Douglas foster children leaving county
IF YOU GO
What: Foster Parent Information Event
Where: Douglas County Community & Senior Center, Gardnerville
When: 5:30-7:30 p.m.
Douglas County children are being shipped off, out of their homes, their communities, and their schools, all because there are too few foster homes available in the county.
While there are only five foster homes in Douglas County, only two are available. In those, one only accepts babies, and the other only has one bed available. Two are at capacity and the third is only for temporary — known as respite — housing.
In an effort to encourage more people to be foster parents, there is an information night Wednesday at the Douglas County Community & Senior Center hosted by the Division of Child and Family Services in the Carson Valley Medical Center room.
The goal is to educate the community, as well as clarify people’s conceptions about foster care.
There will be a panel of experts including division staff, CASA, a representative from the District Attorney’s office, a Douglas County district judge, and a foster parent.
“The event is for people who may have questions about foster care, or are considering it, but are too scared to take the plunge,” said Molly Blanchette, social services manager of the division. “There’s no commitment, you won’t be asked or expected to sign anything.”
The division is in dire need of residents to step up and open their homes to Douglas County children, who have lived in the county their entire lives, who have made connections within their communities.
“We have a significant need in Douglas County,” said Lori Nichols of Foster Care Recruitment. “In 2017, 39 children were taken into custody by the system; 21 of those had to be placed out of the county. It’s a community issue, the community needs to serve their children in need of safety, and to take ownership of their children.”
The county has a population of about 50,000 people.
“It’s important to keep Douglas County children in the community. It’s the heritage of Douglas, its the culture. I was raised in Douglas County. It’s important for them to have safe and loving foster homes within their own communities if they are taken into custody.”
The children also have to move schools when they are placed outside of the county, which have severe negative impacts on their academic performance, as well as their social relationships.

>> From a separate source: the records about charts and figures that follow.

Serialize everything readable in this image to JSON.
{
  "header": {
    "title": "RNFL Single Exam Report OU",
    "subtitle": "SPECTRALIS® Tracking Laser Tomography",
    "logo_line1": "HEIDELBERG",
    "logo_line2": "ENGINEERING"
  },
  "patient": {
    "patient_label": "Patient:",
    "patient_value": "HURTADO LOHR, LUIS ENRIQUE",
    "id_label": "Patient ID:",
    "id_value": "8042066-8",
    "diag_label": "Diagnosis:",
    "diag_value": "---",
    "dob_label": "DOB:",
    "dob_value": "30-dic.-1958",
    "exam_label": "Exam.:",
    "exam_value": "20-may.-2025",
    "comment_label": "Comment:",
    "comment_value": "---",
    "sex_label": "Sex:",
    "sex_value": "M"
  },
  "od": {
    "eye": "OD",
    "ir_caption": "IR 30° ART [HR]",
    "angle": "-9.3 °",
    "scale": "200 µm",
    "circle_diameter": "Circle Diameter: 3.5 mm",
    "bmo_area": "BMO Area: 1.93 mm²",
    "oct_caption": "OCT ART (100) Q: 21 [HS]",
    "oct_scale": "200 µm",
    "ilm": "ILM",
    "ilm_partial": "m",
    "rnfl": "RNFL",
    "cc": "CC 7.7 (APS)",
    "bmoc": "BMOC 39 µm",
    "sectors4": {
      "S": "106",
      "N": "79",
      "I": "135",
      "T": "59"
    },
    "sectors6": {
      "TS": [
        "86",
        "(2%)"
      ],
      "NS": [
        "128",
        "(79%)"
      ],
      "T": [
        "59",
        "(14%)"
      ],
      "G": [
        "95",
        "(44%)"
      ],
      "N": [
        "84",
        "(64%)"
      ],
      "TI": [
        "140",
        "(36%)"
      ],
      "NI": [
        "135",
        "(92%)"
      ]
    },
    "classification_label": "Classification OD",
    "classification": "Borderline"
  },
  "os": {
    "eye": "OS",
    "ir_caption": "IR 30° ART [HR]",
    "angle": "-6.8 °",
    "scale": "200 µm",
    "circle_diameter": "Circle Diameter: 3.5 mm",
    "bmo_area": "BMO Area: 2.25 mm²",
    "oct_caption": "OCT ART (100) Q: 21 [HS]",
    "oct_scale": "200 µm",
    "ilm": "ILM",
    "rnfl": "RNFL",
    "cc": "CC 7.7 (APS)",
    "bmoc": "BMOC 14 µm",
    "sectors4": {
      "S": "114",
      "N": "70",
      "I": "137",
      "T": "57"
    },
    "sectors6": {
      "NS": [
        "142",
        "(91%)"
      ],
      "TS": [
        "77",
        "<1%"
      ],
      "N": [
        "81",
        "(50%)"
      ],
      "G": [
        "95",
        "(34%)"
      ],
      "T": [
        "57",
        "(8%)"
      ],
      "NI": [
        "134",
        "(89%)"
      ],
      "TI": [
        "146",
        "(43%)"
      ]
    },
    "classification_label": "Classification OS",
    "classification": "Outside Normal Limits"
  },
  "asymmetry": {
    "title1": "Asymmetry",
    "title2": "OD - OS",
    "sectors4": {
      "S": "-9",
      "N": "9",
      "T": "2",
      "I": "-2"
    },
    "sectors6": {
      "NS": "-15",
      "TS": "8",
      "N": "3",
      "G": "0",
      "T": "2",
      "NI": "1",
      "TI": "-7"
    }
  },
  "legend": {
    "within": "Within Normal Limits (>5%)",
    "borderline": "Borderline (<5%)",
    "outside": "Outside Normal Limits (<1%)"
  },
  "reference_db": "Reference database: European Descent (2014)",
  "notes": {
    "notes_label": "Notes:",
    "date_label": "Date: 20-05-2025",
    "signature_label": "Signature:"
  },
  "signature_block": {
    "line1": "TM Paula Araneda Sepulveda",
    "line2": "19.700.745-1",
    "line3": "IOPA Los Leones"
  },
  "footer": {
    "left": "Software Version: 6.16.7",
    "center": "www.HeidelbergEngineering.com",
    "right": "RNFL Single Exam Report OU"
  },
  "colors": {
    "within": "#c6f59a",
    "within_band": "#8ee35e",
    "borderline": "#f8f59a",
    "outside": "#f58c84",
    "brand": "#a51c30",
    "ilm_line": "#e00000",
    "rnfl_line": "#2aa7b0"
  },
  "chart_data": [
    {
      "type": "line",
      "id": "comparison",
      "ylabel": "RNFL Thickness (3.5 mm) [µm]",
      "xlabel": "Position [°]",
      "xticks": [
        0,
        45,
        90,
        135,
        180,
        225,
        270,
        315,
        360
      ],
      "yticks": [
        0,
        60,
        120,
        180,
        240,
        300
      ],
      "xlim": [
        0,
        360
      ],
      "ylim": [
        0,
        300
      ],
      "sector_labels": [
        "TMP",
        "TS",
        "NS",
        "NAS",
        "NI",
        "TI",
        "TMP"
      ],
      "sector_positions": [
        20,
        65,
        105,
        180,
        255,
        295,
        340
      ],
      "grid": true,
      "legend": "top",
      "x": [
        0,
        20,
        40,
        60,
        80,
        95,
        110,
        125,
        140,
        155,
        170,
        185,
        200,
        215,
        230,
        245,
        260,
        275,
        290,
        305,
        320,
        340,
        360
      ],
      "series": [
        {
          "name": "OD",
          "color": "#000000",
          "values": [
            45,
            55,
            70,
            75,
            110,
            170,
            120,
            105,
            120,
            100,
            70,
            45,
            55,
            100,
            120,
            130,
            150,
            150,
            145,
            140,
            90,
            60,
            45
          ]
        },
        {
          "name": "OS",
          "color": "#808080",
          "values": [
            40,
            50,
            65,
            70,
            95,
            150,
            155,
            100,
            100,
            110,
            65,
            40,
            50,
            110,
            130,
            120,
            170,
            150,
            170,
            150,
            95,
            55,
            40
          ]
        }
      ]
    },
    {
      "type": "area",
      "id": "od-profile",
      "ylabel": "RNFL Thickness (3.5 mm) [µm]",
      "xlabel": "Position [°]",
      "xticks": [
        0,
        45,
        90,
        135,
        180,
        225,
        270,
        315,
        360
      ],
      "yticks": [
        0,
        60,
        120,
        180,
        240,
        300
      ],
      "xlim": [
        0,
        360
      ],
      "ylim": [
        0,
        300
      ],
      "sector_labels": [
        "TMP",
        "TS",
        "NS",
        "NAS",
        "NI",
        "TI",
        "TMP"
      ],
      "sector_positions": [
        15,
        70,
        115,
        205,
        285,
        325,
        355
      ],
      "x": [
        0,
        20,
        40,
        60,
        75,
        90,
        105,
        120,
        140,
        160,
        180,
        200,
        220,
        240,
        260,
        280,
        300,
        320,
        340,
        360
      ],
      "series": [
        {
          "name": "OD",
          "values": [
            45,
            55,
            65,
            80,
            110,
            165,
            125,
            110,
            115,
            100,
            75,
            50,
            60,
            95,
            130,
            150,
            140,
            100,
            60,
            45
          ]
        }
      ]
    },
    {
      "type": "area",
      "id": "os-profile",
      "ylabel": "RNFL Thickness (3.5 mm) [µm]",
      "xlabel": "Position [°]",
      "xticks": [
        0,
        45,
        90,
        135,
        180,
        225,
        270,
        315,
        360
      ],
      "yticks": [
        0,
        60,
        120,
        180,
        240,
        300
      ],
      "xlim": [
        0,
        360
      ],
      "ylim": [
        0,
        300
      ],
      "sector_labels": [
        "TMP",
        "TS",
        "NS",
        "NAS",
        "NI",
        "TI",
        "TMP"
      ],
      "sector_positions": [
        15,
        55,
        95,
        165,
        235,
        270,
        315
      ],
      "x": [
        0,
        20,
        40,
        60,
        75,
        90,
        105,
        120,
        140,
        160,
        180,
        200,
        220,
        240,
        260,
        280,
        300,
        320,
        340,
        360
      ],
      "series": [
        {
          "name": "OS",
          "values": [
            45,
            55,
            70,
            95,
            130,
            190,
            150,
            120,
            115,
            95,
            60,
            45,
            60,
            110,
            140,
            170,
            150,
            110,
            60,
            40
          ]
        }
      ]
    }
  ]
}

“It’s not just the trauma of starting everything new, but maybe they’ve been working on a school project, or they knew what they were going to bring to show and tell in two weeks,” said Nichols. “The connections they’ve built at their school are severed.”
Something the division hears often from people is that they don’t think they would be able to take a child into their home, fall in love with them, and then have to give them away again.
“I hear it all the time: ‘I don’t know how you can do your job. I have total ability to foster children but my heart wouldn’t be able to take it,” said Blanchette. “Any foster parent that does this will tell you, they’ve shed a lot of tears after their foster children were reunified. We wouldn’t want foster parents that didn’t cry. It’s a price that’s paid for loving these kids unconditionally.”
She points out that when the children are taken from the foster program, people should be reminded it’s because they are going into a safe and good environment, whether that’s back to their parents or into an adoptive, permanent home.
“I’d say to people that are scared of diving in, be brave,” said Blanchette. “People sell themselves short of what they can do. People don’t know what they’re capable of until they become of service to these children. It’s such important work to help the most vulnerable demographic, which are little kids who can’t help themselves. Come here what we have to say.”
The event will be held at The Douglas County Community & Senior Center in the Carson Valley Medical Center Room 5:30-7:30 p.m. May 2.
Those who are unable to attend this event will have another chance 5:30-7:30 p.m. June 12 at the Douglas County Community Center.